O volume de vendas vem caindo mês a mês desde setembro. Em fevereiro, de acordo com dados da ANP, foram 865,3 mil metros cúbicos, as piores vendas do produto nos últimos quatro anos. Os números sobre março e abril ainda não foram divulgados pela agência, mas, segundo o presidente da Federação Nacional dos Revendedores de GLP (Fergás), Álvaro Chagas, a queda de consumo acumulada no primeiro trimestre chega perto dos 15%.
Criado no início de 2002 para amortecer o peso do produto para as famílias mais pobres, o vale-gás nunca teve seu valor aumentado. Hoje, ele compra um quarto de botijão por mês.
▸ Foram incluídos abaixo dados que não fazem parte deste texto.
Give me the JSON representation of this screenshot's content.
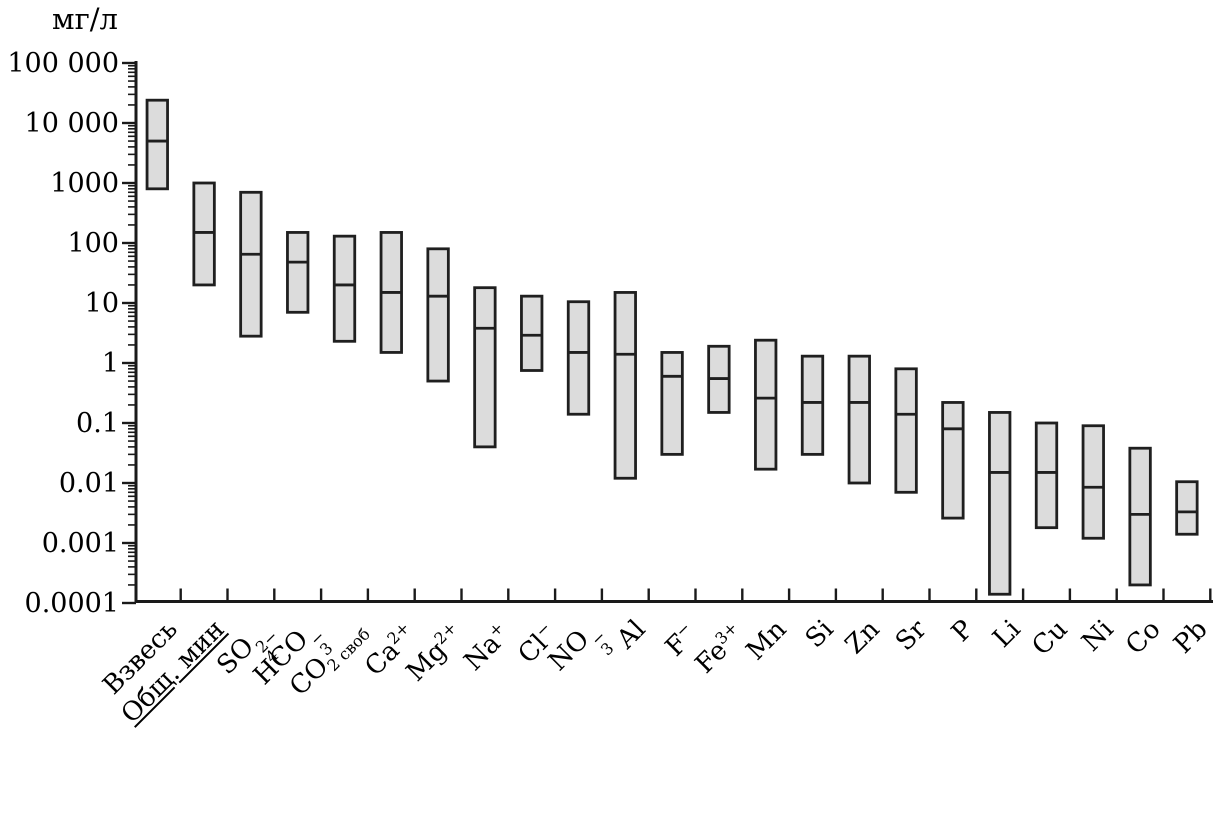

Segundo estimativas do mercado, um botijão fica hoje cerca de 50 dias, em média, nas mãos do consumidor, contra uma média de 35 dias em meados da década de 90. A previsão é de que este número salte para 65 dias nos próximos anos. Apesar de trazer prejuízos para as empresas, a queda do consumo tem impacto positivo na balança comercial, já que cerca de 30% do gás vendido no País é importado.
Segundo a ANP, o preço do botijão de gás nos pontos-de-venda subiu 54,7% desde o fim de 2001. Este ano, foi o único combustível que ainda não teve seu preço reduzido pela Petrobras. No entanto, a estatal já reduziu duas vezes o preço do GLP para uso comercial e industrial, vendido a granel ou em cilindros maiores do que o botijão de 13 quilos.